2. The remote operation system according to claim 1, wherein

the simulator calculates the simulation object information so as to reflect an amount of operation performed by the remote operator.

3. The remote operation system according to claim 1, wherein

the synchronization process includes correcting the simulation object information so as to be consistent with the corrected object information.

4. The remote operation system according to claim 3, wherein

the synchronization process includes a filtering process that gradually changes the simulation object information so as to become consistent with the corrected object information.

5. The remote operation system according to claim 1, wherein

the delay compensation process includes:

estimating the corrected object information; and

correcting an estimation error of the corrected object information while compensating for the delay based on the received object information and a delay amount of communication from the moving body to the remote operator terminal, to acquire the corrected object information.

6. The remote operation system according to claim 5, wherein

the remote operator terminal is configured to execute the delay compensation process by applying a delayed Kalman filter to the object information.

7. The remote operation system according to claim 1, wherein

the object group includes the moving body and an obstacle around the moving body.

8. The remote operation system according to claim 1, wherein

the remote operator terminal is further configured to set the object information acquired through the communication as the simulation object information, when a state in which a degree of difference between the simulation object information and the corrected object information exceeds a threshold continues for a predetermined period of time or more.

9. The remote operation system according to claim 8, wherein

the remote operator terminal is further configured to instruct the moving body to decelerate, when the state in which the degree of difference between the simulation object information and the corrected object information exceeds the threshold continues for the predetermined period of time or more.

10. The remote operation system according to claim 1, wherein

the moving body is configured to:

receive remote operation information including an amount of operation performed by the remote operator from the remote operator terminal;

compensate for a delay of the received remote operation information to acquire corrected remote operation information; and

control the moving body in accordance with the corrected remote operation information.
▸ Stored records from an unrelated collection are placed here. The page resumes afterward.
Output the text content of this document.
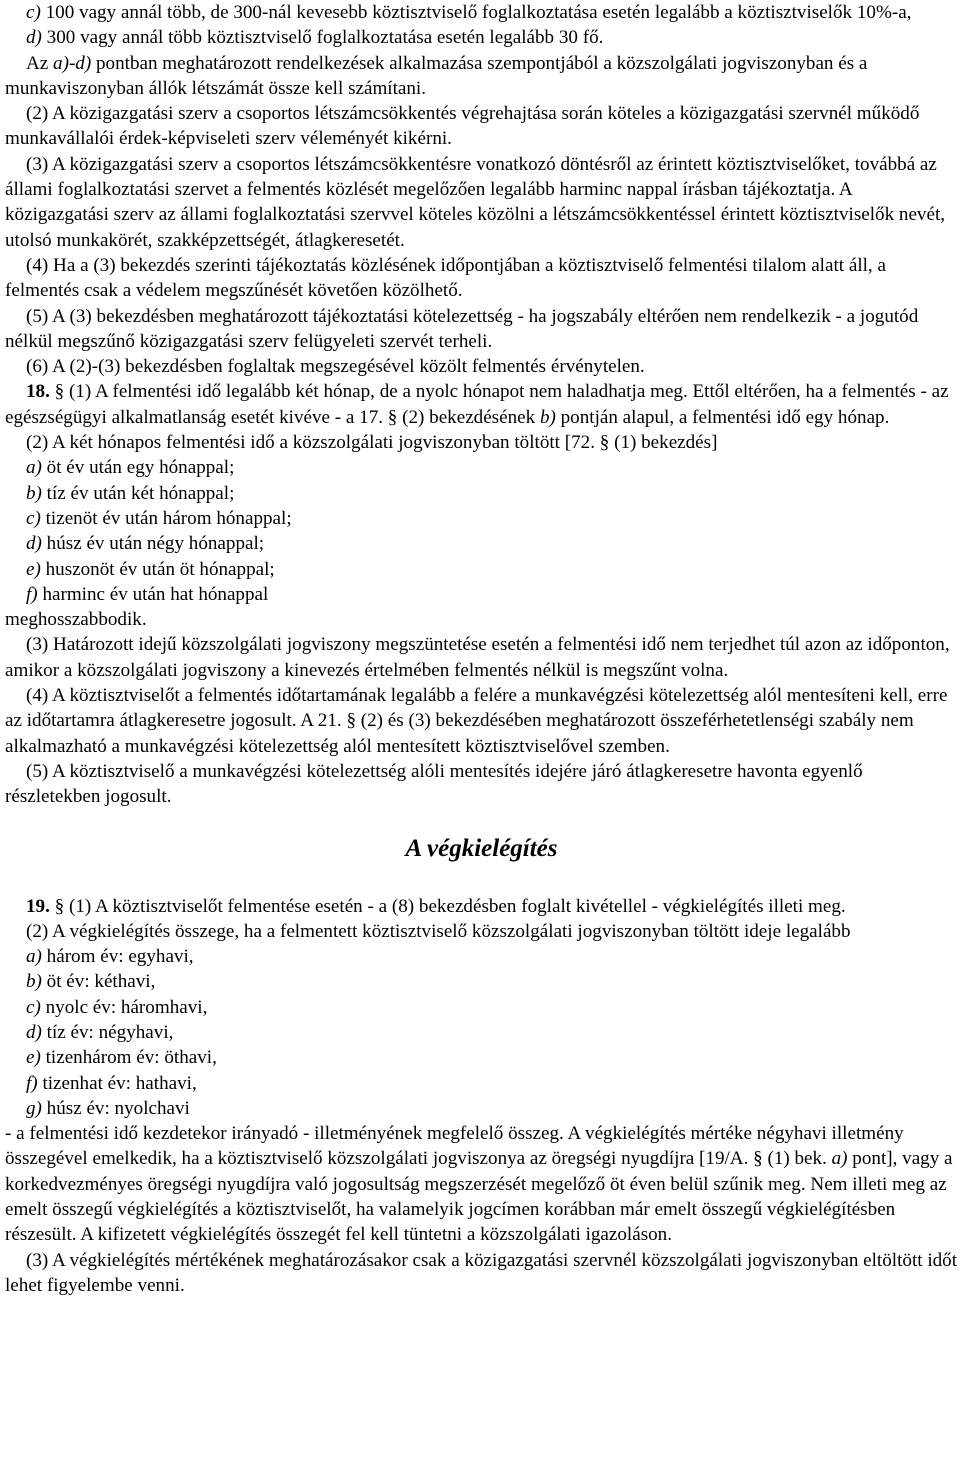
c) 100 vagy annál több, de 300-nál kevesebb köztisztviselő foglalkoztatása esetén legalább a köztisztviselők 10%-a,

d) 300 vagy annál több köztisztviselő foglalkoztatása esetén legalább 30 fő.

Az a)-d) pontban meghatározott rendelkezések alkalmazása szempontjából a közszolgálati jogviszonyban és a munkaviszonyban állók létszámát össze kell számítani.

(2) A közigazgatási szerv a csoportos létszámcsökkentés végrehajtása során köteles a közigazgatási szervnél működő munkavállalói érdek-képviseleti szerv véleményét kikérni.

(3) A közigazgatási szerv a csoportos létszámcsökkentésre vonatkozó döntésről az érintett köztisztviselőket, továbbá az állami foglalkoztatási szervet a felmentés közlését megelőzően legalább harminc nappal írásban tájékoztatja. A közigazgatási szerv az állami foglalkoztatási szervvel köteles közölni a létszámcsökkentéssel érintett köztisztviselők nevét, utolsó munkakörét, szakképzettségét, átlagkeresetét.

(4) Ha a (3) bekezdés szerinti tájékoztatás közlésének időpontjában a köztisztviselő felmentési tilalom alatt áll, a felmentés csak a védelem megszűnését követően közölhető.

(5) A (3) bekezdésben meghatározott tájékoztatási kötelezettség - ha jogszabály eltérően nem rendelkezik - a jogutód nélkül megszűnő közigazgatási szerv felügyeleti szervét terheli.

(6) A (2)-(3) bekezdésben foglaltak megszegésével közölt felmentés érvénytelen.

18. § (1) A felmentési idő legalább két hónap, de a nyolc hónapot nem haladhatja meg. Ettől eltérően, ha a felmentés - az egészségügyi alkalmatlanság esetét kivéve - a 17. § (2) bekezdésének b) pontján alapul, a felmentési idő egy hónap.

(2) A két hónapos felmentési idő a közszolgálati jogviszonyban töltött [72. § (1) bekezdés]

a) öt év után egy hónappal;

b) tíz év után két hónappal;

c) tizenöt év után három hónappal;

d) húsz év után négy hónappal;

e) huszonöt év után öt hónappal;

f) harminc év után hat hónappal

meghosszabbodik.

(3) Határozott idejű közszolgálati jogviszony megszüntetése esetén a felmentési idő nem terjedhet túl azon az időponton, amikor a közszolgálati jogviszony a kinevezés értelmében felmentés nélkül is megszűnt volna.

(4) A köztisztviselőt a felmentés időtartamának legalább a felére a munkavégzési kötelezettség alól mentesíteni kell, erre az időtartamra átlagkeresetre jogosult. A 21. § (2) és (3) bekezdésében meghatározott összeférhetetlenségi szabály nem alkalmazható a munkavégzési kötelezettség alól mentesített köztisztviselővel szemben.

(5) A köztisztviselő a munkavégzési kötelezettség alóli mentesítés idejére járó átlagkeresetre havonta egyenlő részletekben jogosult.

A végkielégítés

19. § (1) A köztisztviselőt felmentése esetén - a (8) bekezdésben foglalt kivétellel - végkielégítés illeti meg.

(2) A végkielégítés összege, ha a felmentett köztisztviselő közszolgálati jogviszonyban töltött ideje legalább

a) három év: egyhavi,

b) öt év: kéthavi,

c) nyolc év: háromhavi,

d) tíz év: négyhavi,

e) tizenhárom év: öthavi,

f) tizenhat év: hathavi,

g) húsz év: nyolchavi

- a felmentési idő kezdetekor irányadó - illetményének megfelelő összeg. A végkielégítés mértéke négyhavi illetmény összegével emelkedik, ha a köztisztviselő közszolgálati jogviszonya az öregségi nyugdíjra [19/A. § (1) bek. a) pont], vagy a korkedvezményes öregségi nyugdíjra való jogosultság megszerzését megelőző öt éven belül szűnik meg. Nem illeti meg az emelt összegű végkielégítés a köztisztviselőt, ha valamelyik jogcímen korábban már emelt összegű végkielégítésben részesült. A kifizetett végkielégítés összegét fel kell tüntetni a közszolgálati igazoláson.

(3) A végkielégítés mértékének meghatározásakor csak a közigazgatási szervnél közszolgálati jogviszonyban eltöltött időt lehet figyelembe venni.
11. A remote operator terminal used by a remote operator performing a remote operation of a moving body,

the remote operator terminal comprising one or more processors configured to: execute in real time a simulation of an object group including the moving body in a predetermined space; and display a result of the simulation, wherein

in parallel with execution of the simulation, the one or more processors are further configured to: perform a communication with at least the moving body to receive object information indicating at least a position of the object group; execute a delay compensation process that compensates for a delay of the received object information to acquire corrected object information; and execute a synchronization process that corrects simulation object information, which is the object information in the simulation, based on the corrected object information.